Yükleniyor...
Varlığının ve iktidarının mevcudiyeti Cumhuriyet’ti.
3 Y’yi; “yoksulluğu, yolsuzluğu ve yasakları” ortadan kaldıracaklarını söylediler.
3 Y, 3 A’ya döndü: Açlık… Aklanma… Ve Abanıp gazlama!..
Söyledikleri 3 Y yerine başka 3 Y’yi kaldırdılar: yasamayı, yürütmeyi ve yargıyı.

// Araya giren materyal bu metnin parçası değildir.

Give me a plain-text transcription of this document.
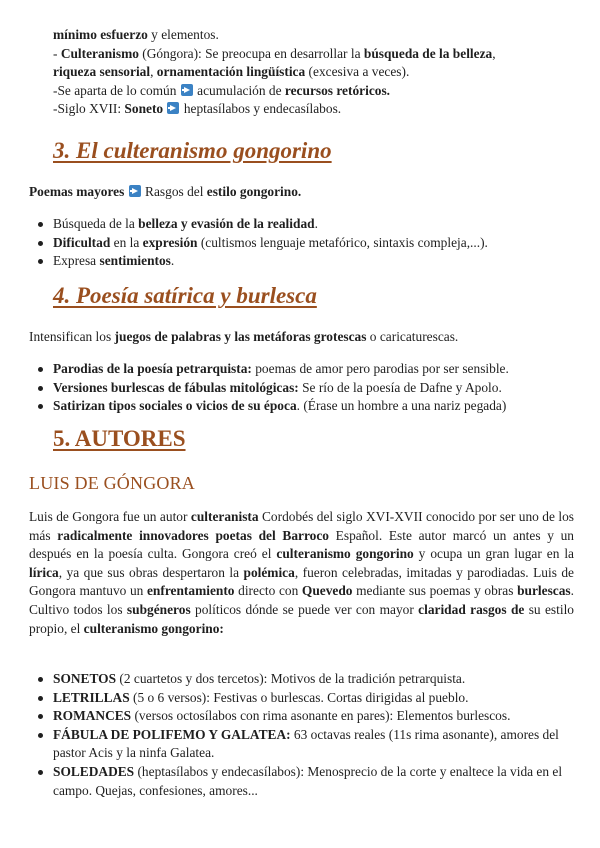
mínimo esfuerzo y elementos.

- Culteranismo (Góngora): Se preocupa en desarrollar la búsqueda de la belleza,

riqueza sensorial, ornamentación lingüística (excesiva a veces).

-Se aparta de lo común  acumulación de recursos retóricos.

-Siglo XVII: Soneto  heptasílabos y endecasílabos.

3. El culteranismo gongorino

Poemas mayores  Rasgos del estilo gongorino.

Búsqueda de la belleza y evasión de la realidad.
Dificultad en la expresión (cultismos lenguaje metafórico, sintaxis compleja,...).
Expresa sentimientos.
4. Poesía satírica y burlesca

Intensifican los juegos de palabras y las metáforas grotescas o caricaturescas.

Parodias de la poesía petrarquista: poemas de amor pero parodias por ser sensible.
Versiones burlescas de fábulas mitológicas: Se río de la poesía de Dafne y Apolo.
Satirizan tipos sociales o vicios de su época. (Érase un hombre a una nariz pegada)
5. AUTORES
LUIS DE GÓNGORA

Luis de Gongora fue un autor culteranista Cordobés del siglo XVI-XVII conocido por ser uno de los más radicalmente innovadores poetas del Barroco Español. Este autor marcó un antes y un después en la poesía culta. Gongora creó el culteranismo gongorino y ocupa un gran lugar en la lírica, ya que sus obras despertaron la polémica, fueron celebradas, imitadas y parodiadas. Luis de Gongora mantuvo un enfrentamiento directo con Quevedo mediante sus poemas y obras burlescas. Cultivo todos los subgéneros políticos dónde se puede ver con mayor claridad rasgos de su estilo propio, el culteranismo gongorino:

SONETOS (2 cuartetos y dos tercetos): Motivos de la tradición petrarquista.
LETRILLAS (5 o 6 versos): Festivas o burlescas. Cortas dirigidas al pueblo.
ROMANCES (versos octosílabos con rima asonante en pares): Elementos burlescos.
FÁBULA DE POLIFEMO Y GALATEA: 63 octavas reales (11s rima asonante), amores del pastor Acis y la ninfa Galatea.
SOLEDADES (heptasílabos y endecasílabos): Menosprecio de la corte y enaltece la vida en el campo. Quejas, confesiones, amores...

Sonuçta, 89. yılında Cumhuriyet kutlamalarını yasaklamaya teşebbüs edip tüy diktiler. Cumhuriyet’in başkentinde Cumhuriyet kutlamalarını engellemeye çalıştılar…. Tören alanına gidiş yollarını kapattılar; millet gidemesin diye… Dönüşte ise yolları trafiğe açtılar, millet Ata’sına varamasın diye. İşte onların “demokrasi” ve “özgürlük” anlayışı.
Ulus meydanında milleti fare kapanına düşürür gibi pusuya düşürdüler. Ne giriş ne de çıkış verdiler.

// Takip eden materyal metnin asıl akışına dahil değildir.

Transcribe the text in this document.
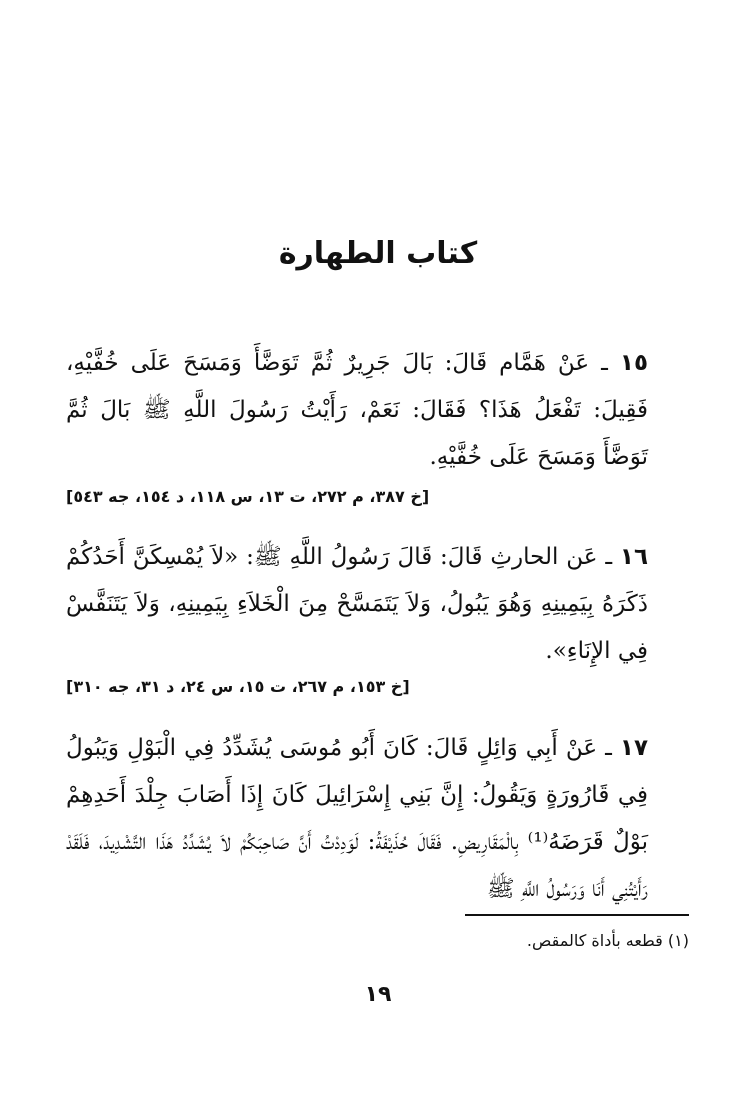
كتاب الطهارة

١٥ ـ عَنْ هَمَّام قَالَ: بَالَ جَرِيرٌ ثُمَّ تَوَضَّأَ وَمَسَحَ عَلَى خُفَّيْهِ، فَقِيلَ: تَفْعَلُ هَذَا؟ فَقَالَ: نَعَمْ، رَأَيْتُ رَسُولَ اللَّهِ ﷺ بَالَ ثُمَّ تَوَضَّأَ وَمَسَحَ عَلَى خُفَّيْهِ.

[خ ٣٨٧، م ٢٧٢، ت ١٣، س ١١٨، د ١٥٤، جه ٥٤٣]

١٦ ـ عَن الحارثِ قَالَ: قَالَ رَسُولُ اللَّهِ ﷺ: «لاَ يُمْسِكَنَّ أَحَدُكُمْ ذَكَرَهُ بِيَمِينِهِ وَهُوَ يَبُولُ، وَلاَ يَتَمَسَّحْ مِنَ الْخَلاَءِ بِيَمِينِهِ، وَلاَ يَتَنَفَّسْ فِي الإِنَاءِ».

[خ ١٥٣، م ٢٦٧، ت ١٥، س ٢٤، د ٣١، جه ٣١٠]

١٧ ـ عَنْ أَبِي وَائِلٍ قَالَ: كَانَ أَبُو مُوسَى يُشَدِّدُ فِي الْبَوْلِ وَيَبُولُ فِي قَارُورَةٍ وَيَقُولُ: إِنَّ بَنِي إِسْرَائِيلَ كَانَ إِذَا أَصَابَ جِلْدَ أَحَدِهِمْ بَوْلٌ قَرَضَهُ⁽¹⁾ بِالْمَقَارِيضِ. فَقَالَ حُذَيْفَةُ: لَوَدِدْتُ أَنَّ صَاحِبَكُمْ لاَ يُشَدِّدُ هَذَا التَّشْدِيدَ، فَلَقَدْ رَأَيْتُنِي أَنَا وَرَسُولُ اللَّهِ ﷺ

(١) قطعه بأداة كالمقص.

١٩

Diz çöktüremediler, gazladılar!..
Suçları yüreklerinin Türkiye ve Türk Milleti için çarpmasıydı, Türk Bayrağı taşımalarıydı, Ata’larını unutmamalarıydı… Şehit ana-babasını, gazi eşini; yaşlısını, gencini, çocuğunu ayırt etmeksizin “gaz odası”na tıkmak istediler!..
Ölmediler!..
Teslim olmadılar!..
“Sophie’nin Seçimi”ni yapmayı kabul etmediler… Gaz odasının duvarlarını, bariyerlerini yıktılar; Ata’larına, özgürlüğe, korkusuzluğa ulaştılar, Nirvana’ya vardılar.

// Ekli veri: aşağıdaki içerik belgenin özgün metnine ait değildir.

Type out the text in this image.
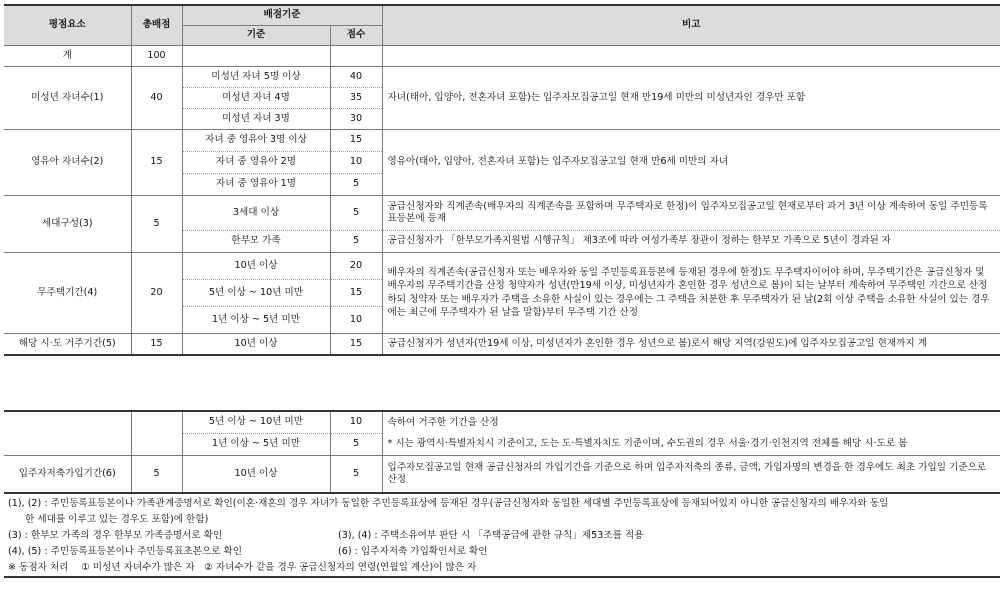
평점요소	총배점	배점기준		비고
		기준	점수	
계	100			
미성년 자녀수(1)	40	미성년 자녀 5명 이상	40	자녀(태아, 입양아, 전혼자녀 포함)는 입주자모집공고일 현재 만19세 미만의 미성년자인 경우만 포함
		미성년 자녀 4명	35	
		미성년 자녀 3명	30	
영유아 자녀수(2)	15	자녀 중 영유아 3명 이상	15	영유아(태아, 입양아, 전혼자녀 포함)는 입주자모집공고일 현재 만6세 미만의 자녀
		자녀 중 영유아 2명	10	
		자녀 중 영유아 1명	5	
세대구성(3)	5	3세대 이상	5	공급신청자와 직계존속(배우자의 직계존속을 포함하며 무주택자로 한정)이 입주자모집공고일 현재로부터 과거 3년 이상 계속하여 동일 주민등록표등본에 등재
		한부모 가족	5	공급신청자가 「한부모가족지원법 시행규칙」 제3조에 따라 여성가족부 장관이 정하는 한부모 가족으로 5년이 경과된 자
무주택기간(4)	20	10년 이상	20	배우자의 직계존속(공급신청자 또는 배우자와 동일 주민등록표등본에 등재된 경우에 한정)도 무주택자이어야 하며, 무주택기간은 공급신청자 및 배우자의 무주택기간을 산정 청약자가 성년(만19세 이상, 미성년자가 혼인한 경우 성년으로 봄)이 되는 날부터 계속하여 무주택인 기간으로 산정하되 청약자 또는 배우자가 주택을 소유한 사실이 있는 경우에는 그 주택을 처분한 후 무주택자가 된 날(2회 이상 주택을 소유한 사실이 있는 경우에는 최근에 무주택자가 된 날을 말함)부터 무주택 기간 산정
		5년 이상 ~ 10년 미만	15	
		1년 이상 ~ 5년 미만	10	
해당 시·도 거주기간(5)	15	10년 이상	15	공급신청자가 성년자(만19세 이상, 미성년자가 혼인한 경우 성년으로 봄)로서 해당 지역(강원도)에 입주자모집공고일 현재까지 계
		5년 이상 ~ 10년 미만	10	속하여 거주한 기간을 산정
		1년 이상 ~ 5년 미만	5	* 시는 광역시·특별자치시 기준이고, 도는 도·특별자치도 기준이며, 수도권의 경우 서울·경기·인천지역 전체를 해당 시·도로 봄
입주자저축가입기간(6)	5	10년 이상	5	입주자모집공고일 현재 공급신청자의 가입기간을 기준으로 하며 입주자저축의 종류, 금액, 가입자명의 변경을 한 경우에도 최초 가입일 기준으로 산정
(1), (2) : 주민등록표등본이나 가족관계증명서로 확인(이혼·재혼의 경우 자녀가 동일한 주민등록표상에 등재된 경우(공급신청자와 동일한 세대별 주민등록표상에 등재되어있지 아니한 공급신청자의 배우자와 동일
한 세대를 이루고 있는 경우도 포함)에 한함)
(3) : 한부모 가족의 경우 한부모 가족증명서로 확인	(3), (4) : 주택소유여부 판단 시 「주택공급에 관한 규칙」제53조를 적용
(4), (5) : 주민등록표등본이나 주민등록표초본으로 확인	(6) : 입주자저축 가입확인서로 확인
※ 동점자 처리　 ① 미성년 자녀수가 많은 자　② 자녀수가 같을 경우 공급신청자의 연령(연월일 계산)이 많은 자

Millet, devlet ricalinin cumhuriyet törenlerini izlediği hipodromun önünden geçti. TSK’nın kuşları uçuyordu. Güneş gözlükleri ile o kuşları ciddiyetle izleyen “büyükler”i tahayyül ettiler. “Gurur, kibir, vakar” pozlarını. Yüreklerine bir kor ateş düştü: “Kumandası, istihbaratı başkalarında olduktan sonra o kuşlar benim olabilir mi? One minute!” dediler acı acı!
Ata’ya ulaştılar… Korkusuz, vicdan azapları azalmış döndüler.
Ulus Gaz Odası’ndan çıktık ya, Türkiye Gaz Odası’ndan da çıkacağız, inanın!..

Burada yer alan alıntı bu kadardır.